Opinion
No. 19194
Decided April 20, 1926.
Wills — Revocation by child adopted after will executed — Section 10561, General Code, applies — Rights same as child begotten in lawful wedlock — Sections 8029 and 8030, General Code.
Under the provisions of Sections 8029 and 8030, General Code, an adopted child is entitled to the same rights as a child begotten in lawful wedlock, including the right of the latter to have a will revoked under the provisions of Section 10561, General Code.
ERROR to the Court of Appeals of Cuyahoga county.
One Elizabeth Surman executed her will on January 1, 1912, naming her husband, Frank E. Surman, her sole legatee and devisee. On September 7, 1916, the Surmans, husband and wife, legally adopted the defendant in error, Frank H. Surman. No children were born of Elizabeth Surman, who died on March 28, 1923, leaving her husband and adopted child surviving. No provision was made in the will, or by settlement, for the adopted child. On April 23, 1923, the will was admitted to probate. The adopted son brought an action asking that said will be set aside, for the reason that the will was revoked by reason of the adoption.
In the trial court, the plaintiff, adopted son, secured a judgment in his favor, voiding the will. That judgment was affirmed, whereupon error was prosecuted to this court by the husband, Frank E. Surman.
Mr. L.Z. Tanney and Mr. Joseph Lustig, for plaintiff in error.
Messrs. Bartholomew, Leeper McGill, for defendant in error.
But one question is presented under the facts detailed. Did the adoption of the child revoke a will made prior to its adoption? Section 10561, General Code, provides:
"If the testator had no children at the time of executing his will, but afterward has a child living, or born alive after his death, such will shall be revoked, unless provision has been made for such child by some settlement, or he is provided for in the will, or in such way mentioned therein as to show an intention not to make such provision."
No provision was made for the adopted child in the will or by settlement, nor was his name mentioned in the will. Do the words, "afterward has a child living," comprehend an adopted child living after testator's death? If yes, the judgments below should be affirmed; if no, they should be reversed.
An apparent conflict of authority is claimed to exist in various adjudicated cases, but the conflict is more fanciful than real; the decisions depending upon the existing statutes of the various jurisdictions, relating to the subject. In Ohio we have a comprehensive series of statutes, relating to adoption, and fixing the status of the adopted child. Section 8029, General Code (Section 3139, Revised Statutes), provides that, after the provisions of the adopting statute are complied with, the probate court shall make an order "declaring that, from that date, to all legal intents and purposes, such child is the child of the petitioner." The following section (Section 8030, General Code, Section 3140, Revised Statutes]), provides:
"Such child shall be the child and legal heir of the person so adopting him or her, entitled to all the rights and privileges and subject to all the obligations of a child of such person begotten in lawful wedlock."

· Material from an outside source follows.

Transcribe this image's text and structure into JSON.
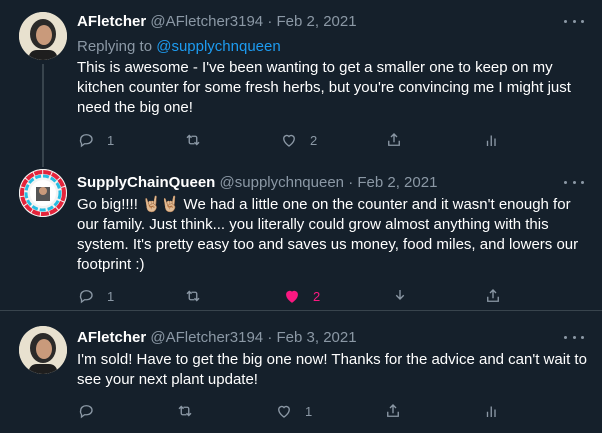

These sections of the Code not only disclose a legislative purpose of conferring upon a legally adopted child the inheritable rights of one born in wedlock, but explicitly declare that the former shall be "entitled to all the rights and privileges * * * of a child of such person begotten in lawful wedlock." One of the rights granted to a child born in lawful wedlock is the lawful right to have the will revoked under the terms of Section 10561, General Code. This comports, in principle, with our decision in Cochrel v. Robinson, 113 Ohio St. 526, 149 N.E. 871, wherein a designated heir was given the same inheritable property rights as a child born in lawful wedlock.
The judgments of the lower courts are affirmed.
Judgment affirmed.
MARSHALL, C.J., MATTHIAS, DAY, KINKADE and ROBINSON, JJ., concur.